Remembering Shanghai
- Authors: Isabel Sun Chao and Claire Chao
- Language: English
- Genre: Memoir
- Publisher: Plum Brook LLC
- Publication date: 2018

= Remembering Shanghai =

2018 book

Remembering Shanghai: A Memoir of Socialites, Scholars and Scoundrels is a 2018 memoir by Isabel Sun Chao and Claire Chao. The memoir is centered around Sun Chao's childhood in 1930s and ’40s Shanghai and her ancestors, going back to the mid-19th century. The idea for the book was sparked by their 2008 visit to their family home.

Remembering Shanghai has received 28 awards, including the Writer's Digest Grand Prize. Originally published by Plum Brook LLC, the book was republished by Girl Friday Books in October 2021.

Remembering Shanghai is being adapted into a drama series.

== Summary==
Remembering Shanghai: A Memoir of Socialites, Scholars and Scoundrels covers five generations of the Sun family, as told through the eyes of a young Isabel.  Sun Chao's recollections alternate with illustrated sections on historical events and Chinese culture by Chao.

Themes include intergenerational relationships within affluent Chinese families in the pre-World War II era and the pressures on wealthy families in Shanghai during the Communist rise to power and subsequent victory.
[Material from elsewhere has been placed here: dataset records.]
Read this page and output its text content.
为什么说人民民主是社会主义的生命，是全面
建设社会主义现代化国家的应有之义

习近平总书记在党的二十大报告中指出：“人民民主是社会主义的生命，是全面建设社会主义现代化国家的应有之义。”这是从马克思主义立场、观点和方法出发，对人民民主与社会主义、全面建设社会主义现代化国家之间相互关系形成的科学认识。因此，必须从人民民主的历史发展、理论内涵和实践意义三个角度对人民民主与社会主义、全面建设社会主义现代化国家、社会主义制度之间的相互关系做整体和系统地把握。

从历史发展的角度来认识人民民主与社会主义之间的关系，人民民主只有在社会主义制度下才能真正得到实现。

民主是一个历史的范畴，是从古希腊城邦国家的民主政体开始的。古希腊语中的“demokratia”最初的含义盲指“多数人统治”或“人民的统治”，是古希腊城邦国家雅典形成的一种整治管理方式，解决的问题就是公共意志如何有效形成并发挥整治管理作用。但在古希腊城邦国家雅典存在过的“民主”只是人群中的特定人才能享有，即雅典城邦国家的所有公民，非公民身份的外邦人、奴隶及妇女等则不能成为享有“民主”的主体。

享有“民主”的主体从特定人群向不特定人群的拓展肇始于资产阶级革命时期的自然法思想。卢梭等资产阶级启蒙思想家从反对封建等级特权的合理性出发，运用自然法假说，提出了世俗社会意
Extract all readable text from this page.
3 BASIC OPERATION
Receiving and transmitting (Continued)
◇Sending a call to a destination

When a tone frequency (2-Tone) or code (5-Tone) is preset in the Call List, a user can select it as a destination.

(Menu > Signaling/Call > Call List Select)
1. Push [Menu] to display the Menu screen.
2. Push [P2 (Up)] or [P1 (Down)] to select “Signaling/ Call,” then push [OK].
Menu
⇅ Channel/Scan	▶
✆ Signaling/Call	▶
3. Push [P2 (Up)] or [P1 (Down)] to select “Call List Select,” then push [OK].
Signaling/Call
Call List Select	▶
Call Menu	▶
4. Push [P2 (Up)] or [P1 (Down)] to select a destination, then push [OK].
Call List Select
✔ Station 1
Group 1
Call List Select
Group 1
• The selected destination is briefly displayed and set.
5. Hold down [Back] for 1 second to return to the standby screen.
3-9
The book is intertwined with historic events including the Opium Wars, the Second Sino-Japanese War and the Communist takeover of Shanghai.

Historically significant people and places make appearances, including film star Butterfly Wu, Shanghai gangster Du Yuesheng, writer Eileen Chang, the Hongkong and Shanghai Bank on the Bund, the Cathay Hotel (now the Fairmont Peace Hotel) and McTyiere School.